Populismo fiscale
Non è difficile capire quale sia il vero obiettivo della propaganda sulla lotta implacabile ai grandi evasori, anzi grandissimi, ma che dico grandissimi: stranieri (le solite multinazionali). È l’unico schema di gioco che i populisti sanno giocare: raccontare balle, alimentare la rabbia e cercare un capro espiatorio su cui rovesciarla — in questo caso i grandissi-missi-missi-mi evasori — facendo però bene attenzione a che la grande massa degli evasori piccoli e medi, che sono il novanta per cento del problema, ma anche del loro elettorato, capisca il messaggio e lo trovi sufficientemente rassicurante. Se dunque, come leggo sui giornali, questa volta Giuseppe Conte e Roberto Gualtieri hanno deciso di fare la lotta all’evasione sul serio, e cioè non attraverso l’idea delle manette agli evasori (che in Italia, considerate lunghezza dei processi e opacità della legislazione, sarebbe il colpo definitivo allo stato di diritto e anche all’economia), ma con i limiti al contante e con consistenti incentivi al pagamento elettronico, benissimo. E se su questo si dovranno scontrare contro le opposte demagogie delle manette fiscali (Di Maio) e del libero rotolo di banconote (Renzi), c’è solo da rallegrarsene e da incoraggiarli. E da sperare che ce la facciano.
Il problema è che l’idea di rispondere a ogni problema con il carcere, che si tratti di presunti evasori dai colletti bianchi o di presunti invasori dalla pelle nera, non ha mai abbandonato il capo del governo, né il governo, né la sua maggioranza. Ma è difficile illudersi che su questo potremo mai fare grandi passi avanti, finché a sinistra non si capirà che l’invocazione della galera per i potenti, i banchieri, i miliardari, non è altro che lo specchietto per le allodole dietro cui si nascondono pulsioni autoritarie di cui sono e saranno sempre i poveracci a fare le spese.
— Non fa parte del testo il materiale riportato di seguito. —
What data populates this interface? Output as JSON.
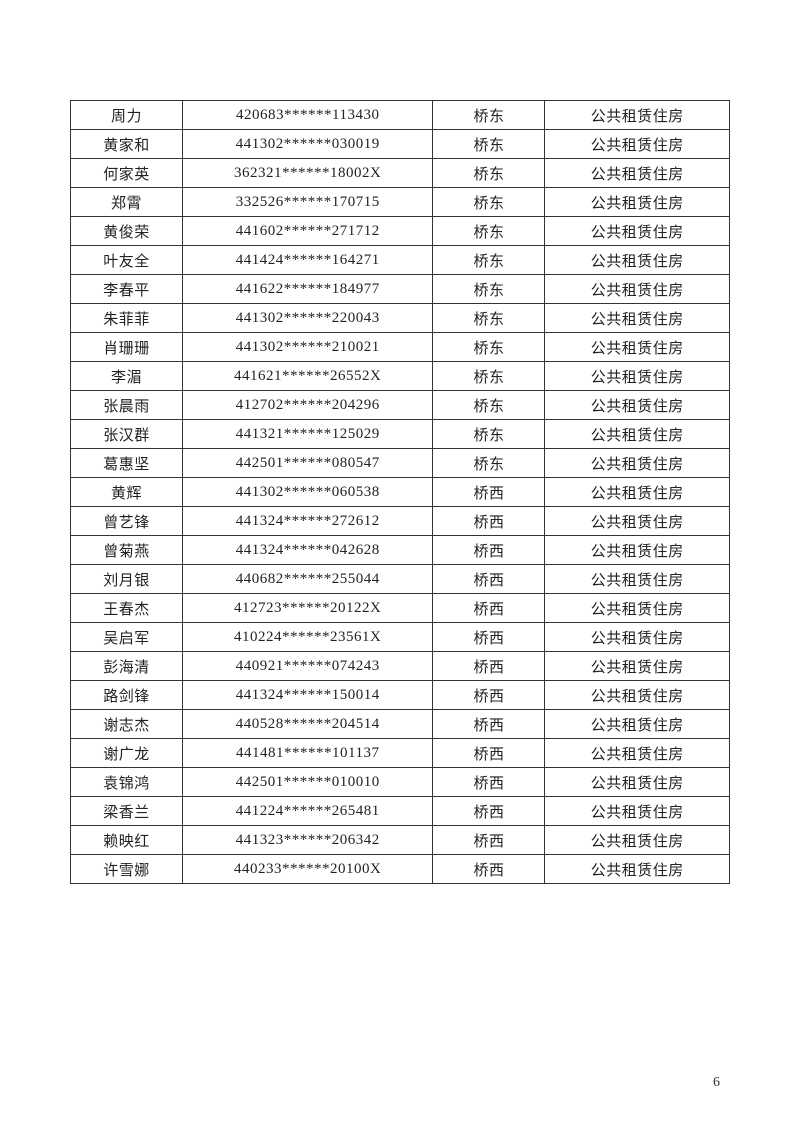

Parafrasando i classici, quello che mi preoccupa, come al solito, non è il populismo in sé, ma il populismo in noi.
Non sono un leone da tastiera, anzi. Tuttavia seguo con attenzione tutti gli articoli del dott. Cundari. Le sue opinioni, il suo pensiero collima perfettamente con il mio. Non so se sono di sinistra anche se da cinquant’anni voto a sinistra nelle sue varie declinazioni.
La sua battaglia per lo ius culturae contro una sinistra paurosa e falsa che promette e non mantiene neanche sulle questioni più giuste solo perché qualcuno, i cinque stelle, dichiarano che non è il momento e ci sono problemi più urgenti, è la mia battaglia.